In-story information
- Alter ego: Peter Stanchek
- Team affiliations: Harbinger Resistance
- Abilities: Peter is an Omega Harbinger and can control the full spectrum of mind-based abilities, including telepathy, telekinesis, mind-control, and can activate latent Harbinger powers in others

= Peter Stanchek =

Sting (Peter Stanchek) is a superhero created by legendary writer and former Marvel Comics editor-in-chief Jim Shooter. First appearing in Harbinger #1 (Jan. 1992), he is the star of the Harbinger comic book series, where he leads a group of renegade Harbingers against Toyo Harada and the Harbinger Foundation.

==Story==
Toyo Harada is the first publicly known Harbinger, and unlike subsequent Harbingers he was able to make his powers manifest at will, or activate the powers of others.

Harada is an Omega Harbinger: he commands the full spectrum of psionic abilities, which he uses to create a multinational corporation and amass a large fortune. Fearing the world is on a course to destroy itself, he plans to take it over and mold it to his specifications. To this end he creates the Harbinger Foundation, which actively searches for potential Harbingers.

Pete Stanchek is a normal teenager until he develops Harbinger abilities. After seeing an advertisement he contacts the Harbinger Foundation. Harada is intrigued by Pete, who is the only other Harbinger to have triggered his own powers and who exhibits multiple abilities. Harada is no longer the only Omega Harbinger.

Harada tries to persuade Pete to join the Harbinger Foundation and become Harada's right-hand man, but when Pete's best friend, who had been vocal about his distrust for Harada, is murdered by the Foundation, Pete realizes the truth.

Pete, along with Kris (a high school cheerleader who, he later realizes, he had been unconsciously mentally controlling so that she would go out with him) become renegades. They decide to recruit Harbingers themselves, activate their abilities and form an army capable of challenging Harada.

Later in the series, it is revealed that Harada has in fact been mentally manipulating the Harbinger rebels, and Pete and Harada face off in a battle royale.

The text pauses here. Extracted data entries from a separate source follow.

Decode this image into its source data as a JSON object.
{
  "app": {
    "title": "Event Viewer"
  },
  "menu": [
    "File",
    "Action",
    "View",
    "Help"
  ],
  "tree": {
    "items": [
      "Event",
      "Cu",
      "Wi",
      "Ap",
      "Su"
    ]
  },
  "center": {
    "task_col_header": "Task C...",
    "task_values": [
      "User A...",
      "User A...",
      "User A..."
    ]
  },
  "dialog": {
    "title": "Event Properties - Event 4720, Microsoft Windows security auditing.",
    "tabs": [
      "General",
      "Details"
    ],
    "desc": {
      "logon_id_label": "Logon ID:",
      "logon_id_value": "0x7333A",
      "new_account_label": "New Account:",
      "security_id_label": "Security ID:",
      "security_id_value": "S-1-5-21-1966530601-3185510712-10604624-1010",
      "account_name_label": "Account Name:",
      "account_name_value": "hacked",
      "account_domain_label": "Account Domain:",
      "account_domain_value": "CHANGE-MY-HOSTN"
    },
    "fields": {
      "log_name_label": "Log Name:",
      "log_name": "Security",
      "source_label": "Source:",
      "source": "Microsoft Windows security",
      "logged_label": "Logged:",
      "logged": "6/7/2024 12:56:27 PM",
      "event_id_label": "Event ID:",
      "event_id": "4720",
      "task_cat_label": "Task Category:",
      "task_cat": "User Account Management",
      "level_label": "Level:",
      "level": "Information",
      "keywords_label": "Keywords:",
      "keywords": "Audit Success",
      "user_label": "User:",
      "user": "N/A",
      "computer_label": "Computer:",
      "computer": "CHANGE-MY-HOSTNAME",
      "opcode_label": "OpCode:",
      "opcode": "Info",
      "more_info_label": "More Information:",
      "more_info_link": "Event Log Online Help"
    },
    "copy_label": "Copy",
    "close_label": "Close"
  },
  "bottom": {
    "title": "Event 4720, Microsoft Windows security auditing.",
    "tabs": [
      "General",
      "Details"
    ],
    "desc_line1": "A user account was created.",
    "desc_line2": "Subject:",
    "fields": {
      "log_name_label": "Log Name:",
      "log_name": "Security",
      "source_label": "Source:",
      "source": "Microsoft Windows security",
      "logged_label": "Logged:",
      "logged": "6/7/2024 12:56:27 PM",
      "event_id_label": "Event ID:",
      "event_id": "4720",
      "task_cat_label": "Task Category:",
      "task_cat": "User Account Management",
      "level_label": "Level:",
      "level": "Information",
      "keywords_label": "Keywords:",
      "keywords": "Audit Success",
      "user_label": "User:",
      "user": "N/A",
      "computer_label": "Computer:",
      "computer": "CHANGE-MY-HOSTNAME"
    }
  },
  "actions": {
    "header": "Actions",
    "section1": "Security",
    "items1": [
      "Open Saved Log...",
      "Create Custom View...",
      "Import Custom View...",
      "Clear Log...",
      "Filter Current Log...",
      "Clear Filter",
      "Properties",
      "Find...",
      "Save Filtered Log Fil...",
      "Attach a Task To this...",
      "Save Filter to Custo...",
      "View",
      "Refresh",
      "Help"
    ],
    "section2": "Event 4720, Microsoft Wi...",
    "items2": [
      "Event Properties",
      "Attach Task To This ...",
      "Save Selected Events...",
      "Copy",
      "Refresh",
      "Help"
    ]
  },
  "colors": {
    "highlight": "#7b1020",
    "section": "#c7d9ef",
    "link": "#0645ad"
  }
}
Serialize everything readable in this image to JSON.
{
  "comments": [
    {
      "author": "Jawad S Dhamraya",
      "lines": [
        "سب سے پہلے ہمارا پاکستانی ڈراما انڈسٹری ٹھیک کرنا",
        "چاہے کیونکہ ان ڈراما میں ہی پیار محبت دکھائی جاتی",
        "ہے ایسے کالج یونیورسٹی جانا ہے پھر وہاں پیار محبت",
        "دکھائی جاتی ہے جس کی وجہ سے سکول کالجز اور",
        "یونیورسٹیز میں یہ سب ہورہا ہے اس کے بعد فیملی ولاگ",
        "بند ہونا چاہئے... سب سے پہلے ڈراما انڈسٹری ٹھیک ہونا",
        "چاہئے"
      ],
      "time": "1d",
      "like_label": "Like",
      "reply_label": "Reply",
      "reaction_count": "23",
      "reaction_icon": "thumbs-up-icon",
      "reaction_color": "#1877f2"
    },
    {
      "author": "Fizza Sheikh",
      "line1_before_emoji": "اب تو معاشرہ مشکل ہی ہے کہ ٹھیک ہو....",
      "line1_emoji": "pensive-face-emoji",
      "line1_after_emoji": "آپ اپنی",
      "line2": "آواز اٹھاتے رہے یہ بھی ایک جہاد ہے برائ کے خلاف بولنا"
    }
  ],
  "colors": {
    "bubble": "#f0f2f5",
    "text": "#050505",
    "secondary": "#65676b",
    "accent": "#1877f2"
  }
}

Harada is left comatose and Pete supposedly powerless. Pete's fellow renegades go their separate ways, with Pete wandering off into the night with his teammate Flamingo, only to resurface later on as "The Harbinger," an armored, brainwashed servant of Harada, hunting down new rogue Harbingers. He is opposed by the mysterious masked hero "The Visitor," who in turn is revealed to be an alternate future version of Pete himself. At the close of the Visitor's self-titled series, the present-day Pete breaks free from his programming and is forced to join forces with Harada and the Visitor to save the world from an alien invasion. After their triumph and the death of the Visitor, Pete warns Harada to leave him and Flamingo alone.

==Homosexuality==
According to Jim Shooter, the character of Pete Stanchek was meant to have been gay. Titles featuring the character were cancelled before this was revealed, although it was heavily implied in the pages of Shooter's unpublished Unity 2000 miniseries, in which a villainness offers to change her form to that of a man to appeal to Pete.